Embora os judeus geralmente considerassem que o limite da paciência terminava na terceira vez, Pedro propôs a Cristo, através de sua pergunta, um limite de perfeição absoluta; afinal, sete é o número bíblico da perfeição. Para sua surpresa, porém, Jesus lhe respondeu: “Não te digo que até sete vezes, mas até setenta vezes sete” (v. 22). Pedro deve ter ficado perplexo ao notar quão grande era o perdão que Cristo ensinava.

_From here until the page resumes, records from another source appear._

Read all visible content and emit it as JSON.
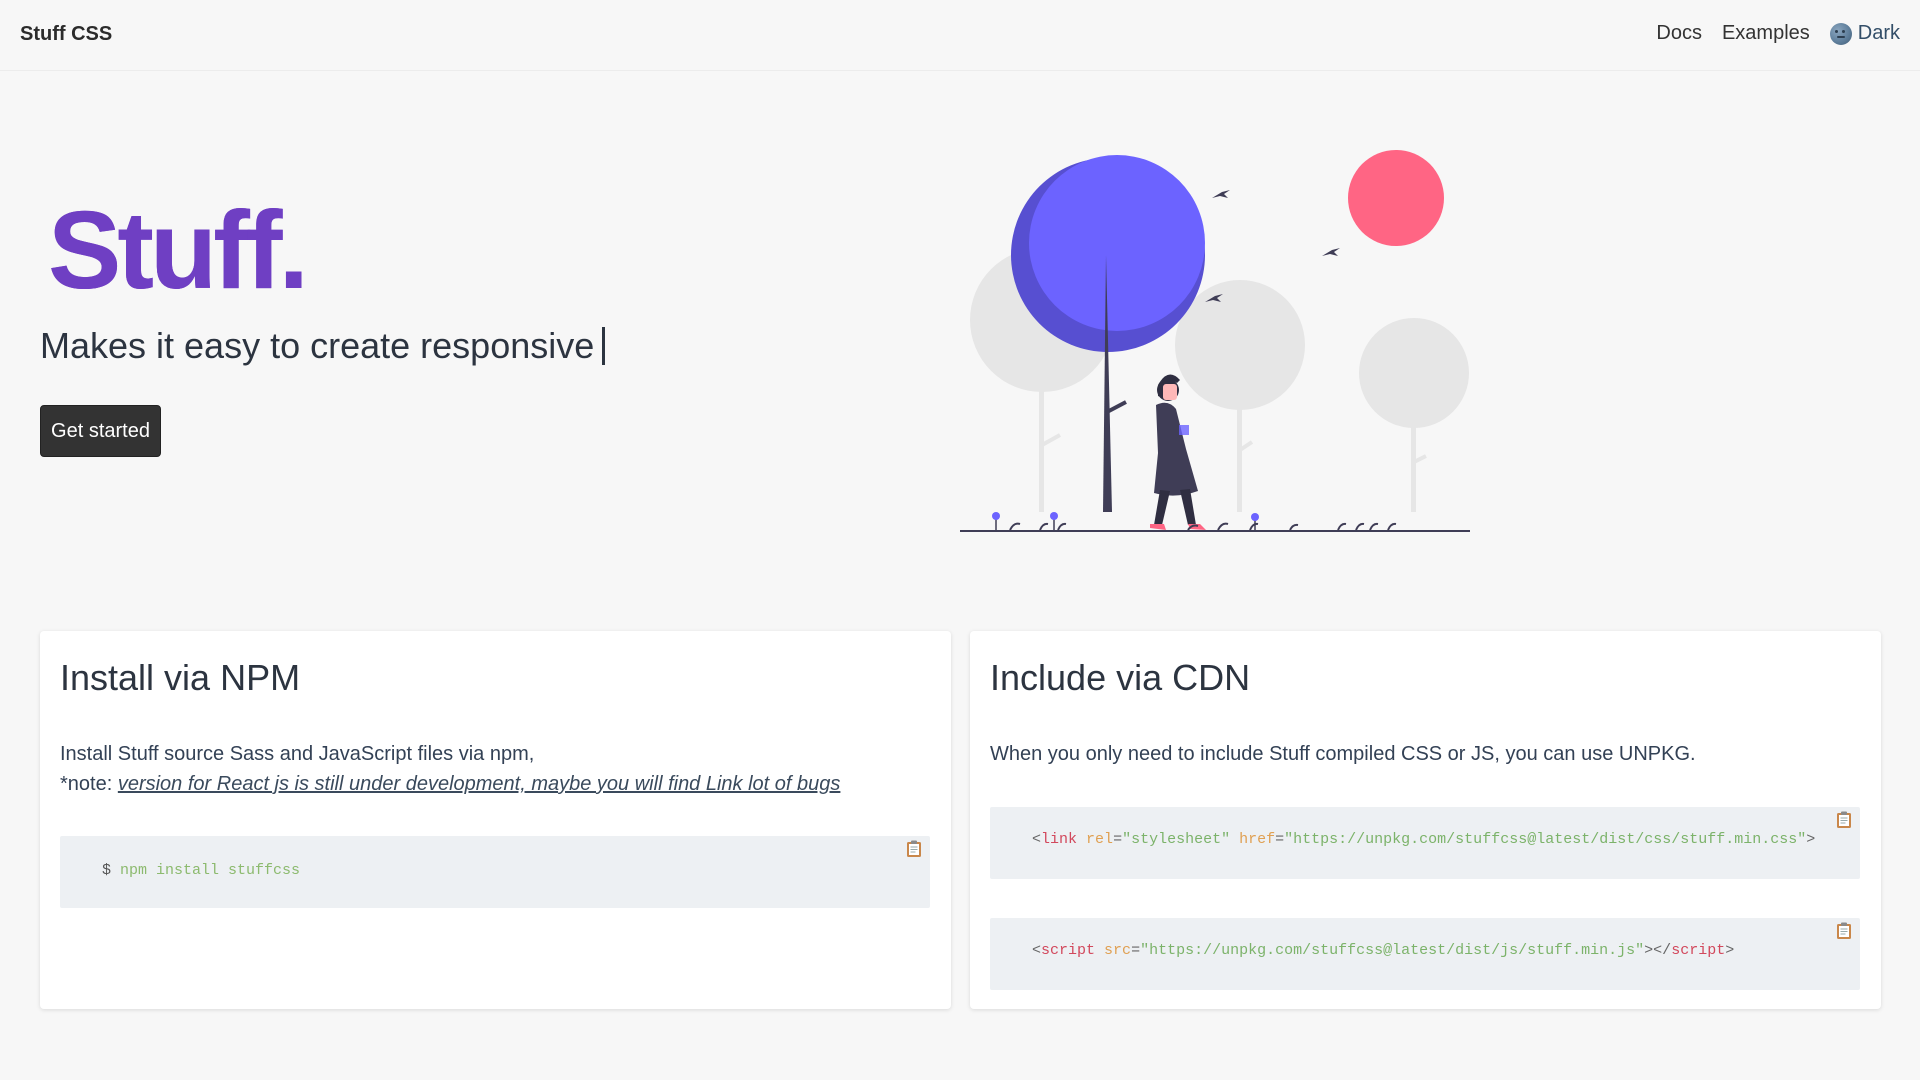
{
  "navbar": {
    "brand": "Stuff CSS",
    "links": [
      "Docs",
      "Examples"
    ],
    "theme_label": "Dark"
  },
  "hero": {
    "title": "Stuff.",
    "subtitle": "Makes it easy to create responsive",
    "button_label": "Get started"
  },
  "npm_card": {
    "title": "Install via NPM",
    "text_line1": "Install Stuff source Sass and JavaScript files via npm,",
    "note_prefix": "*note: ",
    "note_link": "version for React js is still under development, maybe you will find Link lot of bugs",
    "code_prompt": "$",
    "code_cmd": "npm install stuffcss"
  },
  "cdn_card": {
    "title": "Include via CDN",
    "text": "When you only need to include Stuff compiled CSS or JS, you can use UNPKG.",
    "link_code": {
      "open": "<",
      "tag": "link",
      "attr1": "rel",
      "val1": "\"stylesheet\"",
      "attr2": "href",
      "val2": "\"https://unpkg.com/stuffcss@latest/dist/css/stuff.min.css\"",
      "close": ">"
    },
    "script_code": {
      "open": "<",
      "tag": "script",
      "attr1": "src",
      "val1": "\"https://unpkg.com/stuffcss@latest/dist/js/stuff.min.js\"",
      "mid": "></",
      "close_tag": "script",
      "close": ">"
    }
  },
  "colors": {
    "brand_purple": "#6f3fc3",
    "tree_blue": "#6c63ff",
    "sun_pink": "#ff6584"
  }
}
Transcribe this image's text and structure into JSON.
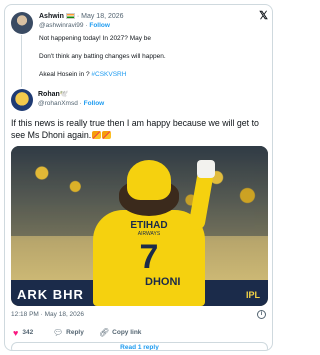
{
  "parent_tweet": {
    "name": "Ashwin",
    "separator": "·",
    "date": "May 18, 2026",
    "handle": "@ashwinravi99",
    "follow_label": "Follow",
    "lines": [
      "Not happening today! In 2027? May be",
      "Don't think any batting changes will happen.",
      "Akeal Hosein in ?"
    ],
    "hashtag": "#CSKVSRH",
    "flag_icon": "india-flag-icon"
  },
  "platform_logo": "𝕏",
  "main_tweet": {
    "name": "Rohan🕊️",
    "handle": "@rohanXmsd",
    "follow_label": "Follow",
    "text": "If this news is really true then I am happy because we will get to see Ms Dhoni again.",
    "photo": {
      "jersey_sponsor": "ETIHAD",
      "jersey_sponsor_sub": "AIRWAYS",
      "jersey_number": "7",
      "jersey_name": "DHONI",
      "board_text": "ARK BHR",
      "board_logo": "IPL"
    }
  },
  "meta": {
    "time": "12:18 PM",
    "separator": "·",
    "date": "May 18, 2026"
  },
  "actions": {
    "likes": "342",
    "reply_label": "Reply",
    "copy_label": "Copy link"
  },
  "read_replies_label": "Read 1 reply",
  "colors": {
    "accent": "#1d9bf0",
    "like": "#f91880",
    "muted": "#536471",
    "border": "#cfd9de"
  }
}
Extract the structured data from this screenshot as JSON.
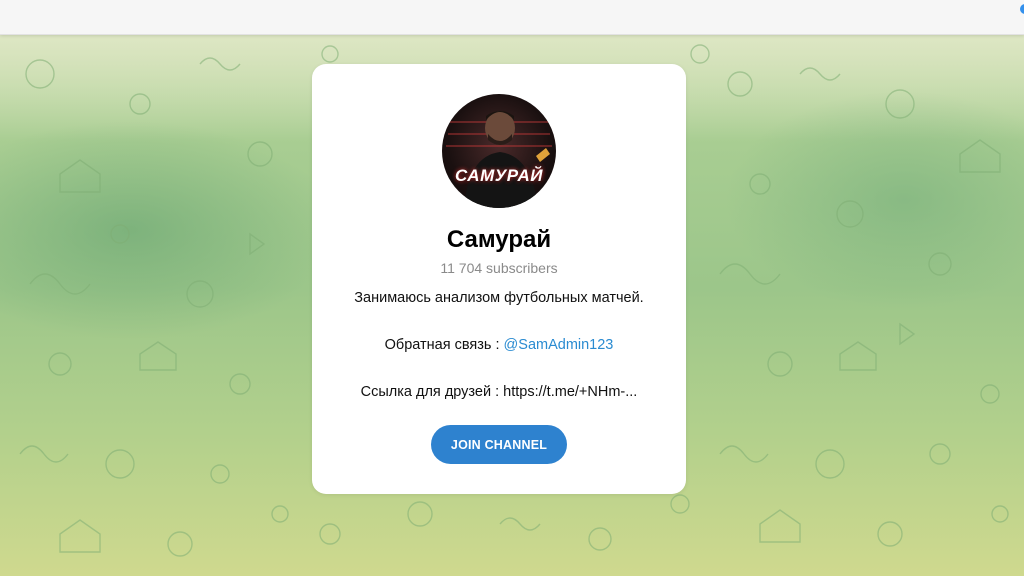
{
  "channel": {
    "avatar_text": "САМУРАЙ",
    "title": "Самурай",
    "subscribers": "11 704 subscribers",
    "description_line1": "Занимаюсь анализом футбольных матчей.",
    "feedback_prefix": "Обратная связь : ",
    "feedback_link": "@SamAdmin123",
    "friends_line": "Ссылка для друзей : https://t.me/+NHm-..."
  },
  "actions": {
    "join_label": "JOIN CHANNEL"
  },
  "colors": {
    "accent": "#2e82cf",
    "link": "#2a8bd1",
    "background": "#a8cd92"
  }
}
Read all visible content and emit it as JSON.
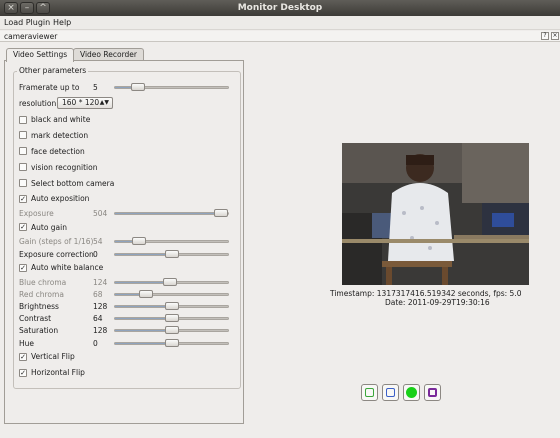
{
  "window": {
    "title": "Monitor Desktop"
  },
  "menu": {
    "load_plugin": "Load Plugin",
    "help": "Help"
  },
  "plugin": {
    "name": "cameraviewer"
  },
  "tabs": {
    "video_settings": "Video Settings",
    "video_recorder": "Video Recorder"
  },
  "group": {
    "title": "Other parameters"
  },
  "params": {
    "framerate_label": "Framerate up to",
    "framerate_value": "5",
    "framerate_fraction": 0.2,
    "resolution_label": "resolution",
    "resolution_value": "160 * 120",
    "black_white": "black and white",
    "mark_detection": "mark detection",
    "face_detection": "face detection",
    "vision_recognition": "vision recognition",
    "bottom_camera": "Select bottom camera",
    "auto_exposition": "Auto exposition",
    "exposure_label": "Exposure",
    "exposure_value": "504",
    "exposure_fraction": 0.99,
    "auto_gain": "Auto gain",
    "gain_label": "Gain (steps of 1/16)",
    "gain_value": "54",
    "gain_fraction": 0.21,
    "exposure_correction_label": "Exposure correction",
    "exposure_correction_value": "0",
    "exposure_correction_fraction": 0.5,
    "auto_white_balance": "Auto white balance",
    "blue_chroma_label": "Blue chroma",
    "blue_chroma_value": "124",
    "blue_chroma_fraction": 0.49,
    "red_chroma_label": "Red chroma",
    "red_chroma_value": "68",
    "red_chroma_fraction": 0.27,
    "brightness_label": "Brightness",
    "brightness_value": "128",
    "brightness_fraction": 0.5,
    "contrast_label": "Contrast",
    "contrast_value": "64",
    "contrast_fraction": 0.5,
    "saturation_label": "Saturation",
    "saturation_value": "128",
    "saturation_fraction": 0.5,
    "hue_label": "Hue",
    "hue_value": "0",
    "hue_fraction": 0.5,
    "vertical_flip": "Vertical Flip",
    "horizontal_flip": "Horizontal Flip"
  },
  "checks": {
    "black_white": false,
    "mark_detection": false,
    "face_detection": false,
    "vision_recognition": false,
    "bottom_camera": false,
    "auto_exposition": true,
    "auto_gain": true,
    "auto_white_balance": true,
    "vertical_flip": true,
    "horizontal_flip": true
  },
  "video": {
    "timestamp": "Timestamp: 1317317416.519342 seconds,  fps: 5.0",
    "date": "Date: 2011-09-29T19:30:16"
  },
  "controls": {
    "colors": [
      "#3aa63a",
      "#3a5fc8",
      "#18d018",
      "#7a2a9a"
    ]
  }
}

Mas ele ainda estava por compreender a profundidade e a amplitude desse perdão.

O credor incompassivo

Geralmente, quando o Senhor pretendia confirmar e esclarecer uma importante verdade usava o recurso das parábolas. Na verdade era uma característica dos Seus ensinamentos. As parábolas funcionam como janelas que permitem a entrada de luz para um aposento. Então, para iluminar a com-preensão de Pedro e dos demais ouvintes, sobre a necessidade do perdão, Jesus contou a parábola do credor incompassivo (Mat. 18:23-35).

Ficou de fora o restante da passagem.